The first INIMA survey of European interim managers coincided in 2020 with the COVID pandemic and a market crisis, whilst 2021 showed positive signs of recovery.
In 2022 interims reported a continued improvement in the average day rate (+90€/949€) and the utilization (+6%). Another positive sign was an increase (+6%) in the managers that started the year “on assignment”.
There was a reduction (-3%) in C-level assignments as interim managers shifted to project management or head of department roles. This role change was appreciated by the market as the day rate increased in 2022.
In the past two years Portugal and the Czech Republic joined INIMA, increasing the network to 11 European Countries and over 2500 members. This our third survey reported the opinions of 700 practising European interim managers.
Flexibility and resilience were discriminating factors of interim managers since the outbreak of COVID to the present day. They addressed a wide range of business issues to meet the evolving challenges of assignments. The primary issue was change management, followed by process optimization, project management, business development and general management
Resilience was shown by many interims who carried a personal financial burden of the lockdown and the resulting low utilization. Thankfully the utilization has increased (+13%) in the last two(2) years. Indeed, utilization increased to a degree in Germany, Austria and Switzerland that some interims reported difficulty in maintaining a satisfactory work-life balance.
A typical European Interim Manager in the survey was male. aged 56 years, with more than 8 years of experience as an interim professional. The 2021 Eurostat survey reported 35% of permanent management positions in Europe were occupied by women, whereas only 11% of the European Interim Managers were women in the INIMA survey, a decrease (-3%) with respect to the previous two years. France, Poland and Switzerland had the largest percentage of female interim managers (circa 20%).
The major clients for European interim managers were equipment and machinery manufacturers, automotive companies and the industrial sector. The interim markets mirrored the National Economies, managers in Northern Europe served large companies, whilst managers in Southern Europe served smaller companies.
Throughout Europe, the main sales channels remained the personal network(47%) and the Interim Providers(32%), the interim providers gained twelve(12%) points from last year. To facilitate the market INIMA launched a “zero cost” international interim candidate search channel for providers which shared opportunities with National associations in 2022.
The top 5 challenges forseen by interim managers in the next twelve(12) months were:
1. Sales Channel
Optimise self-acquisition activities and generate contracts without an interim provider
2. Day Rates
Obtain cost transparency from the provider (margin on the day rate)

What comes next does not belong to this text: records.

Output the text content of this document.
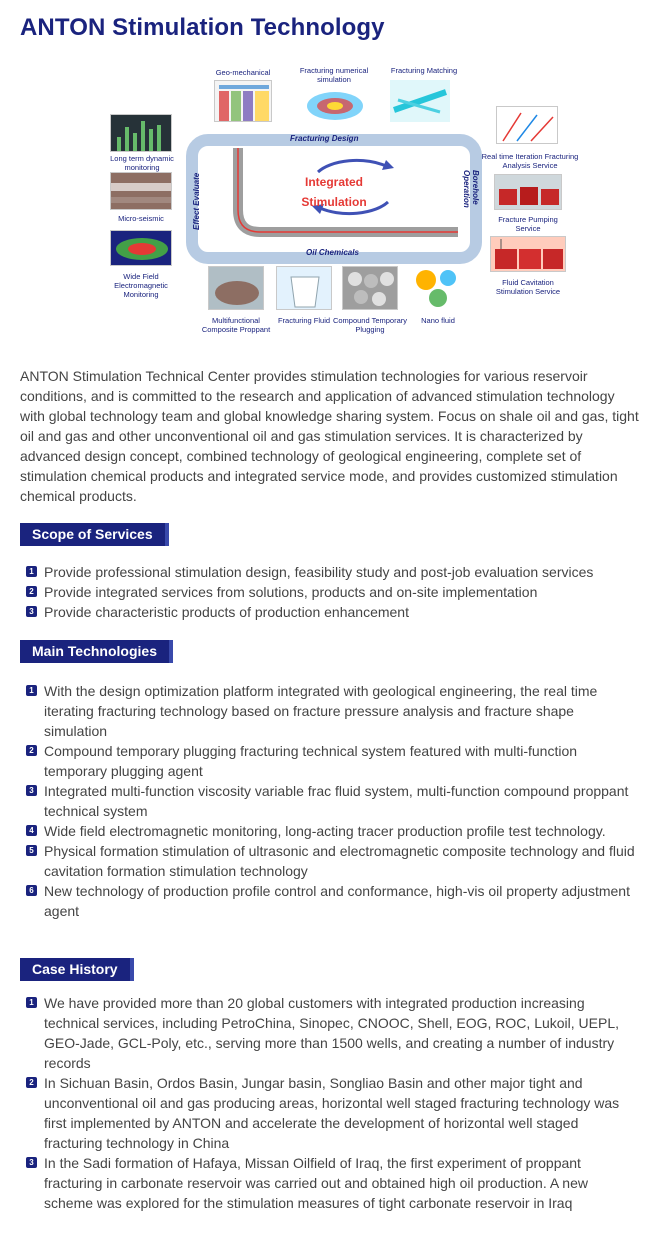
ANTON Stimulation Technology
Geo-mechanical	Fracturing numerical simulation
Fracturing Matching
Real time Iteration Fracturing Analysis Service
Fracture Pumping Service
Fluid Cavitation Stimulation Service
Long term dynamic monitoring
Micro-seismic
Wide Field Electromagnetic Monitoring
Multifunctional Composite Proppant
Fracturing Fluid Compound Temporary Plugging
Nano fluid
Fracturing Design
Oil Chemicals
Effect Evaluate	Borehole Operation
Integrated
Stimulation

ANTON Stimulation Technical Center provides stimulation technologies for various reservoir conditions, and is committed to the research and application of advanced stimulation technology with global technology team and global knowledge sharing system. Focus on shale oil and gas, tight oil and gas and other unconventional oil and gas stimulation services. It is characterized by advanced design concept, combined technology of geological engineering, complete set of stimulation chemical products and integrated service mode, and provides customized stimulation chemical products.

Scope of Services
1 Provide professional stimulation design, feasibility study and post-job evaluation services
2 Provide integrated services from solutions, products and on-site implementation
3 Provide characteristic products of production enhancement
Main Technologies
1 With the design optimization platform integrated with geological engineering, the real time iterating fracturing technology based on fracture pressure analysis and fracture shape simulation
2 Compound temporary plugging fracturing technical system featured with multi-function temporary plugging agent
3 Integrated multi-function viscosity variable frac fluid system, multi-function compound proppant technical system
4 Wide field electromagnetic monitoring, long-acting tracer production profile test technology.
5 Physical formation stimulation of ultrasonic and electromagnetic composite technology and fluid cavitation formation stimulation technology
6 New technology of production profile control and conformance, high-vis oil property adjustment agent
Case History
1 We have provided more than 20 global customers with integrated production increasing technical services, including PetroChina, Sinopec, CNOOC, Shell, EOG, ROC, Lukoil, UEPL, GEO-Jade, GCL-Poly, etc., serving more than 1500 wells, and creating a number of industry records
2 In Sichuan Basin, Ordos Basin, Jungar basin, Songliao Basin and other major tight and unconventional oil and gas producing areas, horizontal well staged fracturing technology was first implemented by ANTON and accelerate the development of horizontal well staged fracturing technology in China
3 In the Sadi formation of Hafaya, Missan Oilfield of Iraq, the first experiment of proppant fracturing in carbonate reservoir was carried out and obtained high oil production. A new scheme was explored for the stimulation measures of tight carbonate reservoir in Iraq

Maintain a satisfactory level of working days, and a satisfactory time between assignments
4. Client relationship
Address client uncertainties e.g collaborate with the client to prepare clear and measurable assignment objectives.
5. Work-life balance
Maintain a healthy work-life balance and secure a stable future
Again in this survey Interim managers thought “positively” towards interim management business development, even with the foreseeable difficulties of a turbulent economy.
INIMA aims to be an International Network of Interim Manager Associations as a non-profit organization whose partners share common principles, values and a code of conduct. INIMA supports cross border collaboration to advance the Interim Management profession and facilitate the exchange of knowledge between the members of the INIMA partner associations. INIMA shall encourage communication, and share experiences, best practices and competencies.